ASAASA Standard
Active Phase 1Production Foundation

Stripe Webhook Safety

Billing Safety · BIL-02, BIL-03, BIL-04 · ADM-15 · Priority: P0

Why It Matters

Stripe webhooks are the primary mechanism for keeping your app in sync with payment state. When webhook signature verification is missing, an attacker can send fake webhook events to your endpoint — triggering false fulfillment, granting unauthorized access, or manipulating subscription state.

An estimated 40% of billing-related issues in AI-built apps stem from missing or broken webhook handling.

Priority: P0 — Any app accepting Stripe payments without webhook verification is vulnerable to payment fraud.

Affected Stack: Next.js + Stripe, any framework with Stripe integration


BIL-02: Webhook Signature Verification

The Problem

AI code generators typically create a webhook endpoint that parses the JSON body and processes events — but skip the signature verification step.
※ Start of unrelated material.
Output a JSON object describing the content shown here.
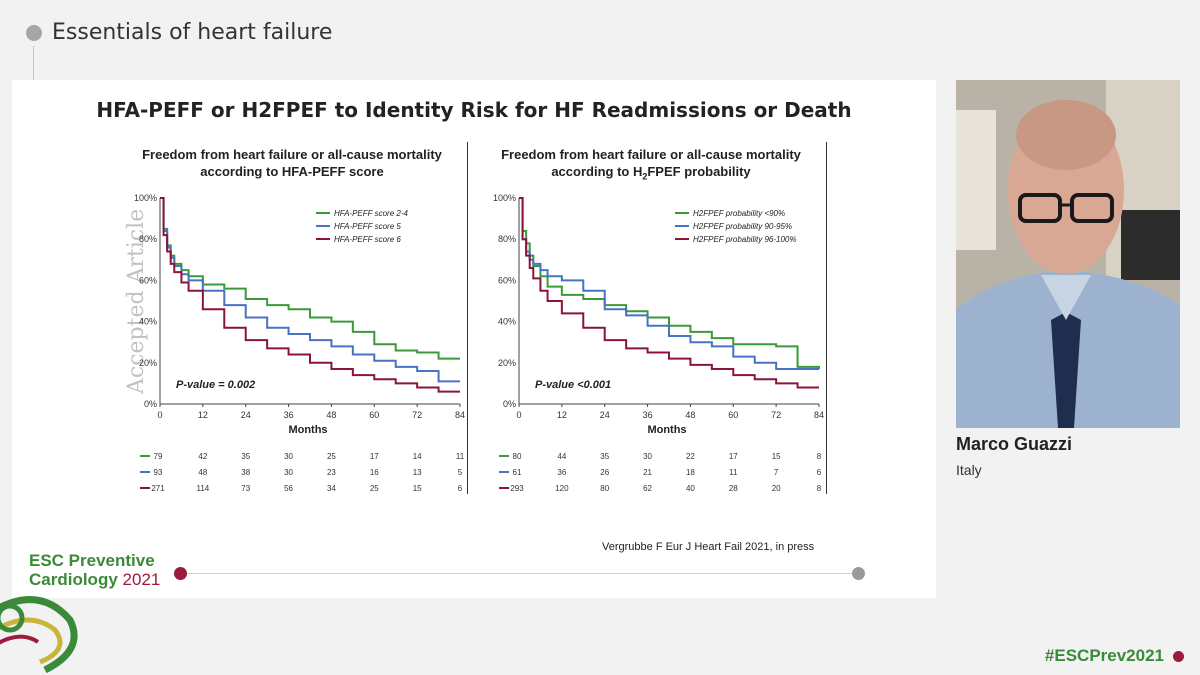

Without stripe.webhooks.constructEvent(), your endpoint accepts any POST request as a legitimate Stripe event.

// ❌ What AI tools typically generate
export async function POST(req: Request) {
  const body = await req.json();
  const event = body; // No signature verification!

  if (event.type === 'checkout.session.completed') {
    // Fulfill the order...
  }

  return new Response('OK', { status: 200 });
}

The Fix

Always verify the webhook signature using Stripe's SDK before processing any event.

// ✅ Production-safe pattern
import Stripe from 'stripe';

const stripe = new Stripe(process.env.STRIPE_SECRET_KEY!);

export async function POST(req: Request) {
  const body = await req.text(); // Raw body required
  const sig = req.headers.get('stripe-signature')!;

  let event: Stripe.Event;
  try {
    event = stripe.webhooks.constructEvent(
      body,
      sig,
      process.env.STRIPE_WEBHOOK_SECRET!
    );
  } catch (err) {
    return new Response('Invalid signature', { status: 400 });
  }

  // Process verified event...
  return new Response('OK', { status: 200 });
}

References


BIL-03: Raw Body Preservation

The Problem

Stripe signature verification requires the raw request body — not a parsed JSON object. In Next.js App Router, calling req.json() before constructEvent() silently breaks signature verification because the body is consumed and re-serialized.

AI tools almost always generate req.json() first, making the subsequent constructEvent() call fail or — worse — appear to work in development but fail in production with different serialization.

The Fix

Use req.text() to get the raw body string, then pass it directly to constructEvent().

// ✅ Raw body preserved
const rawBody = await req.text();
const event = stripe.webhooks.constructEvent(rawBody, sig, secret);

In Next.js Pages Router, disable body parsing for the webhook route:

export const config = { api: { bodyParser: false } };

BIL-04: Idempotent Webhook Processing

The Problem

Stripe may send the same webhook event multiple times (retries, network issues). Without idempotency handling, your app may fulfill the same order twice, grant double credits, or create duplicate subscriptions.

The Fix

Store processed event IDs and check before processing. Use the Stripe event ID as the idempotency key.

// ✅ Idempotency check
const existing = await db.webhookEvents.findUnique({
  where: { stripeEventId: event.id }
});
if (existing) {
  return new Response('Already processed', { status: 200 });
}

// Process event...
await db.webhookEvents.create({
  data: { stripeEventId: event.id, type: event.type }
});

ADM-15: Admin Webhook Verification

This check covers the same vulnerability as BIL-02 but in the admin context — admin-initiated webhooks (e.g., for subscription management, user provisioning) must also verify signatures. The canonical fix is identical.